The guitar remains a central tool, though, notably on the modulation-flecked road anthem Gasolene and The Steps, its infectious recurring riff resplendent with big, dreamy bends. “When we first started out, it felt difficult sometimes to make the guitar sound really fresh,” says Danielle. “But with this album, we sort of fell in love with playing guitar again.”

Leaning On You leans heavily on Fleetwood Mac’s Never Going Back for its delightful acoustic guitar lick, beginning a run of three tracks mid-album based around acoustic rhythm.

I’ve Been Down is an irresistible narrative tale and one of several snapshots of the sisters’ respective struggles with depression. “The love of my life sleeping by my side, but I’m still down,” Danielle sighs. The sax solo given the spotlight in its dying seconds is exquisitely lovely.

Danielle Haim
Danielle Haim of HAIM. Image: Tim Mosenfelder / WireImage

Man From The Magazine is a homage to Joni Mitchell and recalls a grim line of enquiry from a journalist who asked whether Este replicates the facial expressions she makes on stage in the bedroom. It also tackles the sexism the band have faced in guitar shops, being guided towards the “starter” instruments. “Hey girl, why don’t you play a few bars,” the witless misogynist in the store offers, the whole song a deliciously droll response.
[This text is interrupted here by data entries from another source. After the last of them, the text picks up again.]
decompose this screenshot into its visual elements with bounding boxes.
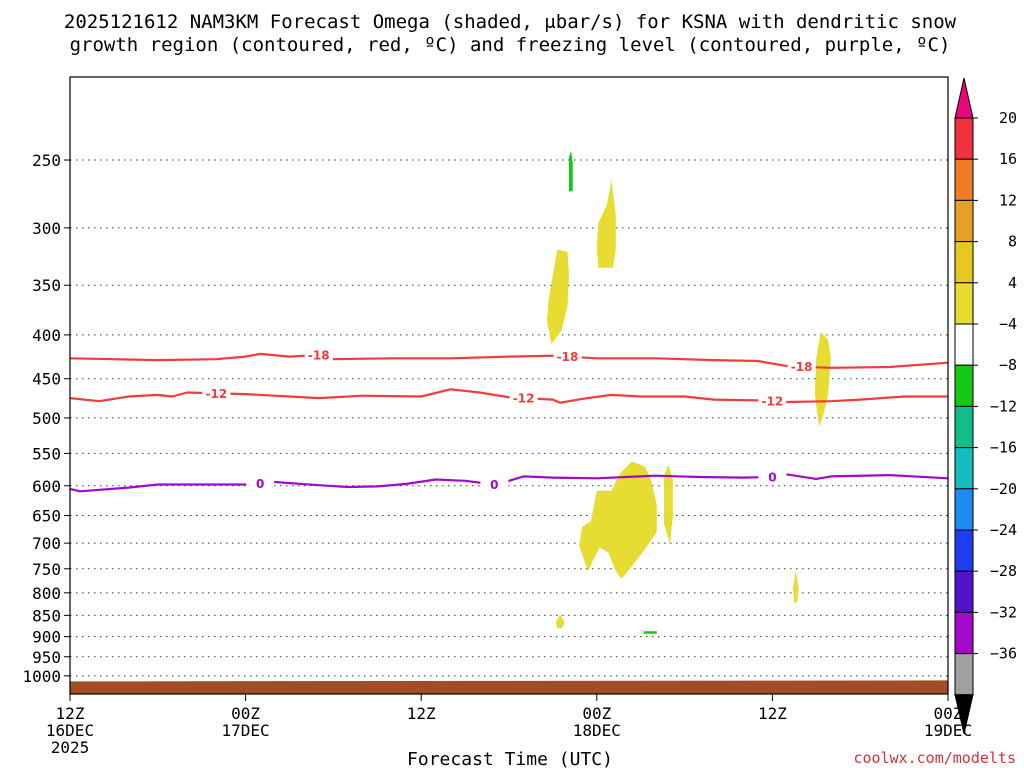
pressure-gridlines (70, 159, 948, 677)
y-tick-label-800: 800 (32, 584, 61, 603)
contour-label-2-3: -12 (762, 395, 784, 409)
colorbar-label-6: −4 (999, 315, 1017, 333)
contour-line-1 (69, 352, 949, 369)
contour-label-2-1: -12 (205, 387, 227, 401)
chart-title-line-1: 2025121612 NAM3KM Forecast Omega (shaded… (64, 11, 957, 33)
colorbar-label-3: 12 (999, 191, 1017, 209)
contour-label-bg-2-1 (202, 385, 231, 402)
colorbar-label-4: 8 (1008, 233, 1017, 251)
x-tick-label-2-1: 12Z (407, 704, 436, 723)
credit-text: coolwx.com/modelts (853, 749, 1016, 767)
colorbar-label-10: −20 (990, 480, 1017, 498)
y-tick-label-900: 900 (32, 628, 61, 647)
y-axis-ticks: 250 300 350 400 450 500 550 600 650 700 750 800 850 9… (22, 151, 70, 686)
colorbar-swatch-5 (954, 282, 974, 325)
omega-shading (547, 151, 831, 634)
omega-region-4 (664, 464, 673, 545)
colorbar-top-arrow (954, 77, 974, 119)
colorbar-label-9: −16 (990, 439, 1017, 457)
colorbar-label-5: 4 (1008, 274, 1017, 292)
colorbar-swatch-2 (954, 158, 974, 201)
omega-region-8 (569, 151, 573, 192)
y-tick-label-600: 600 (32, 477, 61, 496)
y-tick-label-1000: 1000 (22, 667, 61, 686)
colorbar-swatch-4 (954, 241, 974, 284)
colorbar-swatch-3 (954, 199, 974, 243)
x-tick-label-0-3: 2025 (51, 738, 90, 757)
x-tick-label-5-1: 00Z (934, 704, 963, 723)
contour-label-1-1: -18 (308, 348, 330, 362)
contour-label-3-1: 0 (256, 477, 264, 491)
colorbar-swatch-1 (954, 117, 974, 160)
y-tick-label-550: 550 (32, 444, 61, 463)
contour-label-bg-3-1 (246, 475, 275, 492)
colorbar-swatch-14 (954, 653, 974, 696)
chart-title-line-2: growth region (contoured, red, ºC) and f… (70, 34, 951, 56)
temperature-contours: -18 -18 -18 -12 -12 -12 0 0 0 (69, 346, 949, 493)
terrain-band (70, 680, 948, 694)
colorbar-label-2: 16 (999, 150, 1017, 168)
omega-region-6 (814, 332, 831, 427)
y-tick-label-300: 300 (32, 219, 61, 238)
contour-label-bg-2-3 (758, 393, 787, 410)
contour-label-bg-3-2 (480, 476, 509, 493)
y-tick-label-450: 450 (32, 370, 61, 389)
colorbar-label-14: −36 (990, 645, 1017, 663)
y-tick-label-500: 500 (32, 409, 61, 428)
x-tick-label-0-2: 16DEC (46, 721, 94, 740)
omega-region-2 (596, 180, 616, 268)
colorbar-bottom-arrow (954, 694, 974, 734)
colorbar-label-1: 20 (999, 109, 1017, 127)
colorbar-swatch-10 (954, 488, 974, 531)
colorbar-label-13: −32 (990, 603, 1017, 621)
y-tick-label-350: 350 (32, 276, 61, 295)
x-tick-label-1-1: 00Z (231, 704, 260, 723)
y-tick-label-750: 750 (32, 560, 61, 579)
y-tick-label-950: 950 (32, 648, 61, 667)
plot-frame (69, 76, 949, 695)
y-tick-label-650: 650 (32, 507, 61, 526)
x-tick-label-4-1: 12Z (758, 704, 787, 723)
omega-region-9 (643, 631, 657, 634)
y-tick-label-850: 850 (32, 606, 61, 625)
omega-region-5 (792, 570, 799, 604)
contour-label-bg-2-2 (509, 390, 538, 407)
colorbar-swatch-9 (954, 447, 974, 490)
x-tick-label-1-2: 17DEC (222, 721, 270, 740)
contour-label-bg-3-3 (758, 468, 787, 485)
y-tick-label-700: 700 (32, 534, 61, 553)
contour-label-bg-1-2 (553, 348, 582, 365)
y-tick-label-250: 250 (32, 151, 61, 170)
y-tick-label-400: 400 (32, 326, 61, 345)
x-tick-label-5-2: 19DEC (924, 721, 972, 740)
x-tick-label-3-2: 18DEC (573, 721, 621, 740)
omega-region-7 (555, 614, 565, 629)
colorbar-swatch-11 (954, 529, 974, 572)
colorbar-label-8: −12 (990, 397, 1017, 415)
colorbar-label-7: −8 (999, 356, 1017, 374)
contour-label-1-3: -18 (791, 360, 813, 374)
contour-label-bg-1-1 (304, 346, 333, 363)
omega-region-1 (547, 249, 569, 345)
colorbar-swatch-8 (954, 405, 974, 449)
x-tick-label-3-1: 00Z (582, 704, 611, 723)
contour-label-3-2: 0 (490, 478, 498, 492)
x-tick-label-0-1: 12Z (56, 704, 85, 723)
colorbar-label-12: −28 (990, 562, 1017, 580)
contour-label-3-3: 0 (768, 470, 776, 484)
terrain-layer (70, 680, 948, 694)
x-axis-label: Forecast Time (UTC) (407, 749, 613, 768)
contour-label-2-2: -12 (513, 392, 535, 406)
colorbar-swatch-13 (954, 611, 974, 655)
colorbar-swatch-7 (954, 364, 974, 407)
contour-label-bg-1-3 (787, 358, 816, 375)
contour-label-1-2: -18 (557, 350, 579, 364)
colorbar-swatch-12 (954, 570, 974, 613)
omega-colorbar: 20 16 12 8 4 −4 −8 −12 −16 −20 −24 −28 −32 −36 (954, 77, 1017, 734)
omega-region-3 (579, 461, 657, 579)
colorbar-label-11: −24 (990, 521, 1017, 539)
colorbar-swatch-6 (954, 323, 974, 366)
Emphatically, what emerges from the kaleidoscopic meeting of styles and soul-baring subject matter on Haim’s third album is the eternal hope and empathy shared between the sisters. It’s encapsulated on the beatific Hallelujah, a brief softly fingerpicked tribute to their familial bond, the close harmonies wholly uplifting. “You’re there to protect me like a shield/ long hair running through the field,” Danielle emotes.

WIMPIII is quite a journey. It offers limitless possibilities for where in music these three women will travel next, but the place they’ve alighted right now, with each other’s enduring support, is just brilliant.